Хоггроги снес голову своему противнику первым же выпадом: все, что ему понадобилось, — это чуть отклонить корпус от двуручного, однако довольно короткого меча своего низкорослого противника и ударить по подставленной шее. Следующий.
Меч маркиза, хлебнув первой крови, словно бы взвыл в его руке, раскаленным выплеском саданул по лучевой кости от кисти к локтю… и вроде бы поутих… нестерпимый жар ослаб до… ммм… тепла… можно даже сказать безболезненного тепла…
Тем временем слуги маркиза бранью и понуканием добились от трех местных слуг, из постоялого двора, чтобы те в самом быстром порядке оттащили в сторону обезглавленное тело, подобрали голову, выбрали досуха кровь, присыпали сверху трухой и опилками…
— Готовы, сударь?
— Да, сударь! Для меня честь — биться с маркизом Короны!
— Для меня не меньшая честь биться с дворянином из дома Ар-цу! Приступим.
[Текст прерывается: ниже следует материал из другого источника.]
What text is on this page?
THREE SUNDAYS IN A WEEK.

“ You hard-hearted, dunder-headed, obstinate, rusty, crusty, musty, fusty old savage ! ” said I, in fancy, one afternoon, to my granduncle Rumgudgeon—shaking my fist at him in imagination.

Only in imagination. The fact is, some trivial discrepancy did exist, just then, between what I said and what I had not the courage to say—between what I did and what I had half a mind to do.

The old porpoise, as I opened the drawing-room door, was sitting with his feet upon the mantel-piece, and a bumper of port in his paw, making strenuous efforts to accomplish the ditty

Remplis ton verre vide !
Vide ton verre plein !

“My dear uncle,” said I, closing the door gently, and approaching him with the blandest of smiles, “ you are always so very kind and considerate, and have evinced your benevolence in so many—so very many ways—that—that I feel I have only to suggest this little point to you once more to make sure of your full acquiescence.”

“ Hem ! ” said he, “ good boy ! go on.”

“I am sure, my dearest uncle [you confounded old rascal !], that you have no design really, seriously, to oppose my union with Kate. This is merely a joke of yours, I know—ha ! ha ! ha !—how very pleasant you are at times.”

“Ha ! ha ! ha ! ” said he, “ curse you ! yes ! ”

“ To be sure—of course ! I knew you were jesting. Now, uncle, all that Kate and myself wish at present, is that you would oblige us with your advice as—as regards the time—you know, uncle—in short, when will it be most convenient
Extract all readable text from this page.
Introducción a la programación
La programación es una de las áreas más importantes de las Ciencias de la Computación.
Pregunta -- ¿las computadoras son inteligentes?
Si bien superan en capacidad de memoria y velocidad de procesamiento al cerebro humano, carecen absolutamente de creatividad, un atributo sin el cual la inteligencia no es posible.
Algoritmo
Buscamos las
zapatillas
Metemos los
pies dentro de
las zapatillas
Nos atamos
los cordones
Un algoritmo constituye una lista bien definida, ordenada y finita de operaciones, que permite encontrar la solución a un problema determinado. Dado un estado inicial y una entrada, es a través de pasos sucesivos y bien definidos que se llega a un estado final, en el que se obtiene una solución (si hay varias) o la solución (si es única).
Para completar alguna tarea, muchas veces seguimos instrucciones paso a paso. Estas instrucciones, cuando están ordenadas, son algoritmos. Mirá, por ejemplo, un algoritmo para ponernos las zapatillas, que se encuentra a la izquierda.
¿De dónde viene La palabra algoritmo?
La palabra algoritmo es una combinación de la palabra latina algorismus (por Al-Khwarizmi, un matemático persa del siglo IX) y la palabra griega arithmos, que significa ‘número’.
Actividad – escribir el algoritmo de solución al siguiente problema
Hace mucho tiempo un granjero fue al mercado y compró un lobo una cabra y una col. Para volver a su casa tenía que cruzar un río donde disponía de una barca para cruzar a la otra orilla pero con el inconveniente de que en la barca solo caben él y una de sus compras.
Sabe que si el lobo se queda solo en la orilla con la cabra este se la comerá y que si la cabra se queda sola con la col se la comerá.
Вторая схватка продолжалась почти столько же, быть может на несколько мгновений дольше: Хоггроги внезапно схватил меч обеими руками и просто рубанул сверху вниз, так дворовые слуги дрова для очага колют. Противник маркиза, рослый плечистый малый, успел подставить свой клинок, а под него даже и щит, но все же это была слишком непрочная защита против чудовищного удара: легкий меч его сломался, щит разлетелся в куски, а сам дворянин из дома Ар-цу замертво осел на землю, разрубленный от головы до пояса.
Руки Хоггроги онемели, их сковал смертельный холод, идущий из рукоятки меча… но холод вдруг отступил, и под кожей радостно забегали колючие мурашки…
«Еще…» — словно бы прошептал ему меч, и Хоггроги радостно кивнул. Следующий!
Третий противник был на вид самым рослым и сильным из троих искателей дорожных приключений, он видел мгновенную смерть своих товарищей, но испуга в нем не ощущалось. Только напряжение, ну, понятное дело, и тревога… Двуручный легкий меч, от щита отказался. Этот тот самый, который хотел на кинжалах… Если Рокари ничего не перепутал.
— Готовы, сударь?
— Да, сударь! В бою против вас и погибнуть не обидно. Готовы ли вы?
— Готов. И рад выйти на бой против отважного и сильного дворянина.
Третий противник, дворянин Реги из Храма, бился храбро, с пылом и без страха, однако умения, конечно же, ему никак не хватало, чтобы противостоять в рукопашном бою, один на один, маркизу Короны, но тот решил не спешить. Однако же… Это неплохой воин… А мог бы стать хорошим…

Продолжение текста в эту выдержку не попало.